Contracts increased by more than 2% to $90.07. West Texas Intermediate crude futuresThe U.S. benchmark for oil, was also up more than 2 percent to $87.43 per barrel.

Rebecca Babin from CIBC Private Wealth said that Russia’s potential sanctions would drive up crude prices. A Ukrainian invasion could also be a catalyst.

“[E]”We could see more of an supporting bid for crude oil every day that goes by without any de-escalation,” she stated.

Goldman Sachs announced Wednesday that it believes supply disruptions will not occur. But, that there might be some upside in energy prices due to an already tight market.

In a note sent to clients, the firm stated that commodities markets have become more susceptible to disruptions following a few years of relatively low outages after the original Covid shock. This is in spite of low inventories, low spare capacities, and an elastic shale industry, which points to large price shifts to the upside. It also reinforces the need for increased allocations to commodities within portfolios.

Goldman Sachs, which stated that Brent will reach $100 per barrel by the end of this quarter, was adding to the growing number Wall Street firms calling on triple-digit oil.

Barclays stated that prices are reacting partly to geopolitical premiums, but the fundamentals behind the move higher are driving the price up.

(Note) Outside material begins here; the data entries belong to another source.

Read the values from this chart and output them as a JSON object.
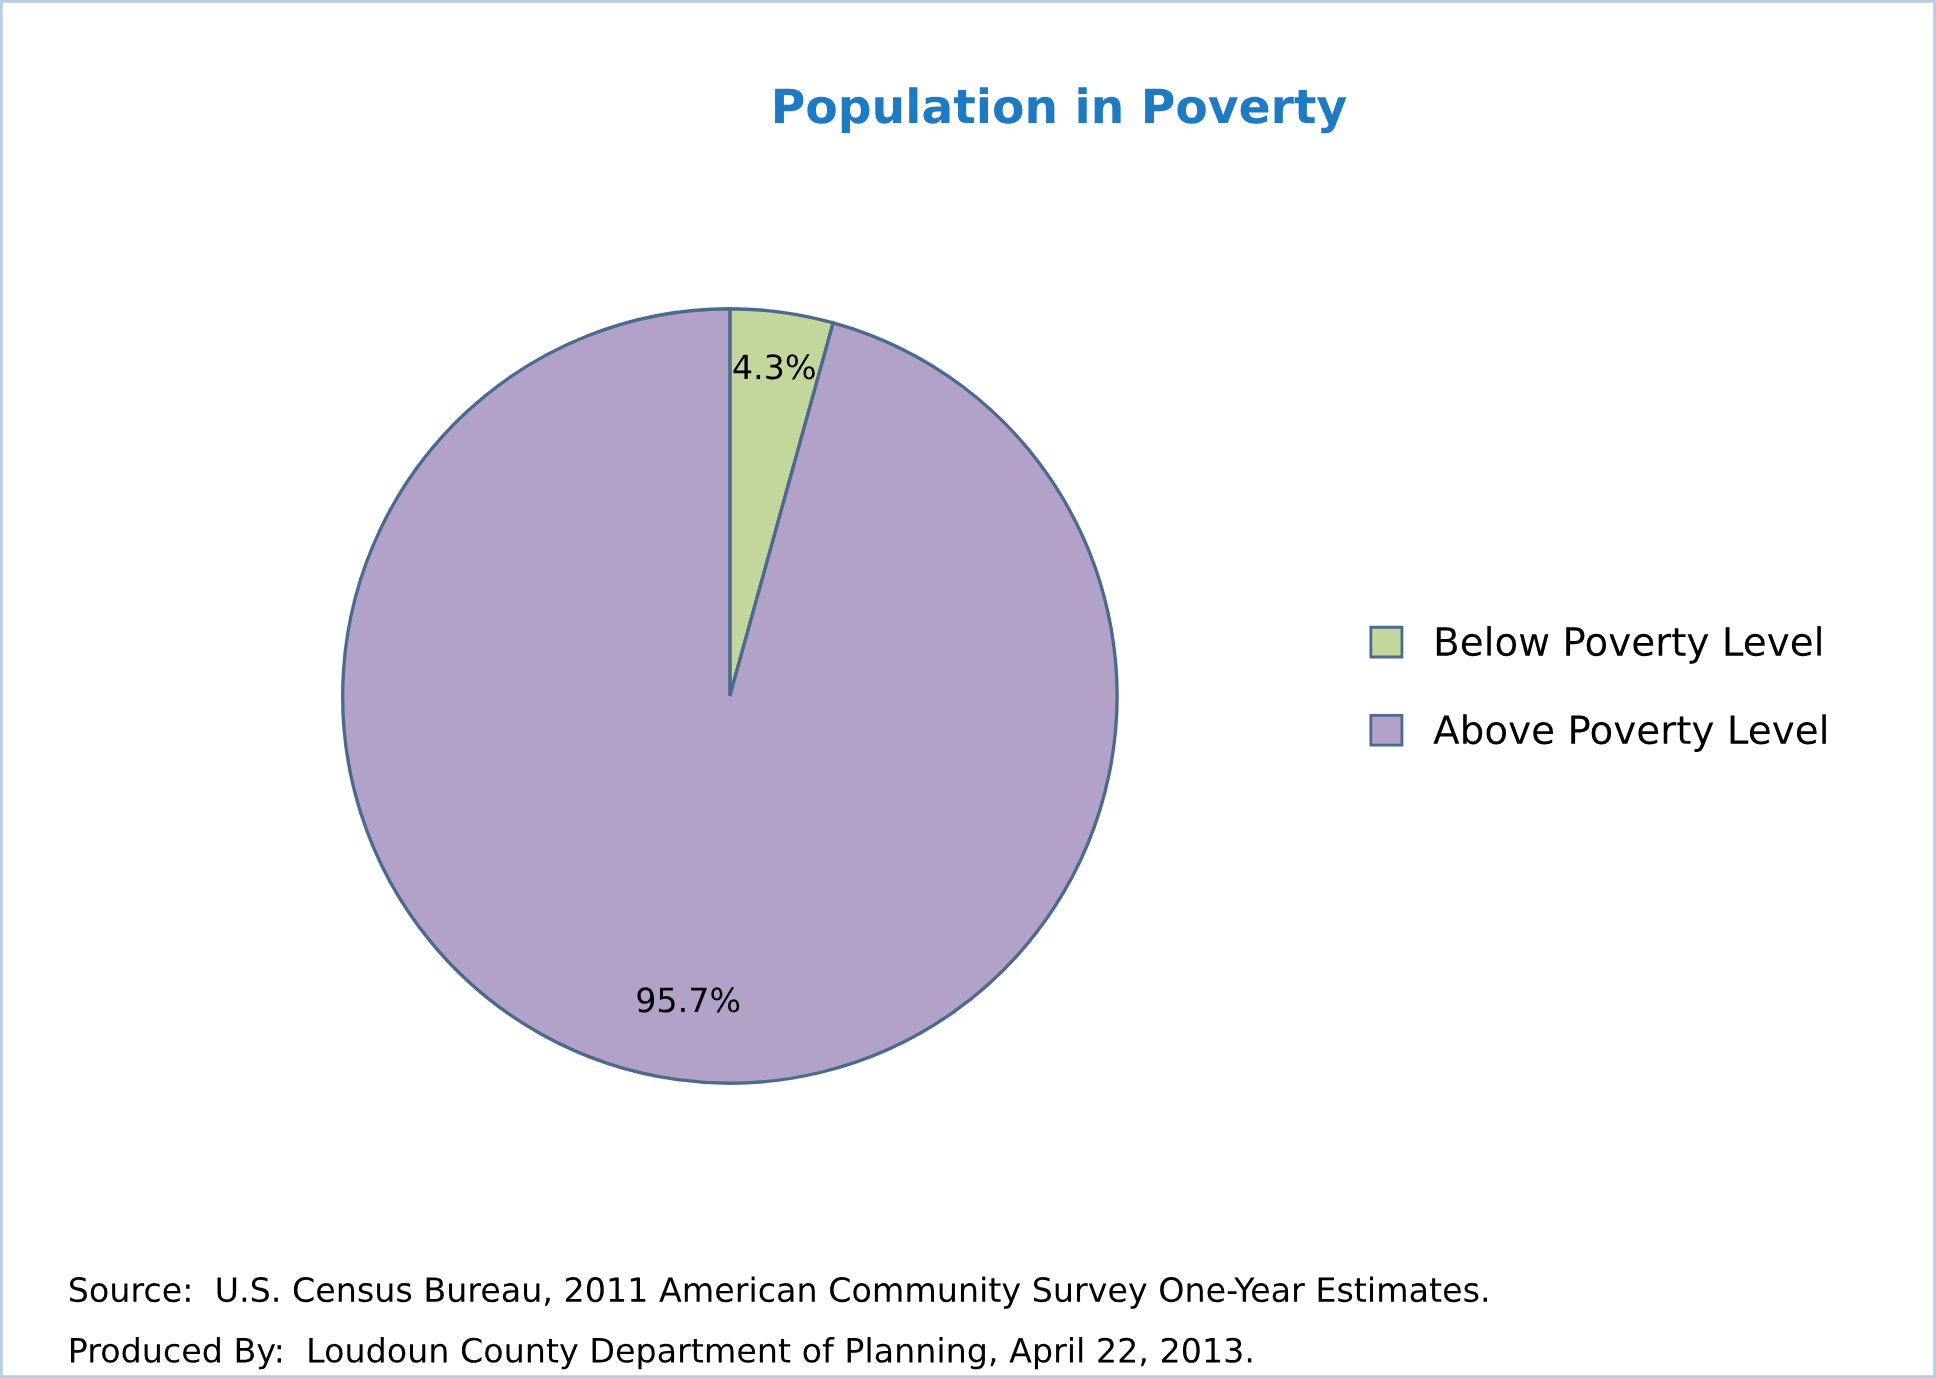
{
  "chart_data": {
    "type": "pie",
    "title": "Population in Poverty",
    "categories": [
      "Below Poverty Level",
      "Above Poverty Level"
    ],
    "values": [
      4.3,
      95.7
    ],
    "colors": [
      "#c3d69b",
      "#b3a2c7"
    ],
    "value_labels": [
      "4.3%",
      "95.7%"
    ],
    "legend": "right",
    "annotations": [
      "Source:  U.S. Census Bureau, 2011 American Community Survey One-Year Estimates.",
      "Produced By:  Loudoun County Department of Planning, April 22, 2013."
    ]
  }
}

Despite OPEC’s oil-producing partners returning oil to market, the group has not been able to increase production in order to meet its goals. U.S. oil shale has not grown as expected and the demand has not been met. Inventory levels are still low.

Energy Information Administration reported Wednesday that crude oil inventories rose by 2.34 million barrels over the week ended January 21. Based on estimates by FactSet, Street analysts expected 150,000 more barrels.

Craig Erlam of Oanda said, “It becomes a matter how long it will take for triple figures.” Although it’s unlikely oil and gas will soon be used for weapons, that could cause a significant increase in the prices of commodities due to how tight they are.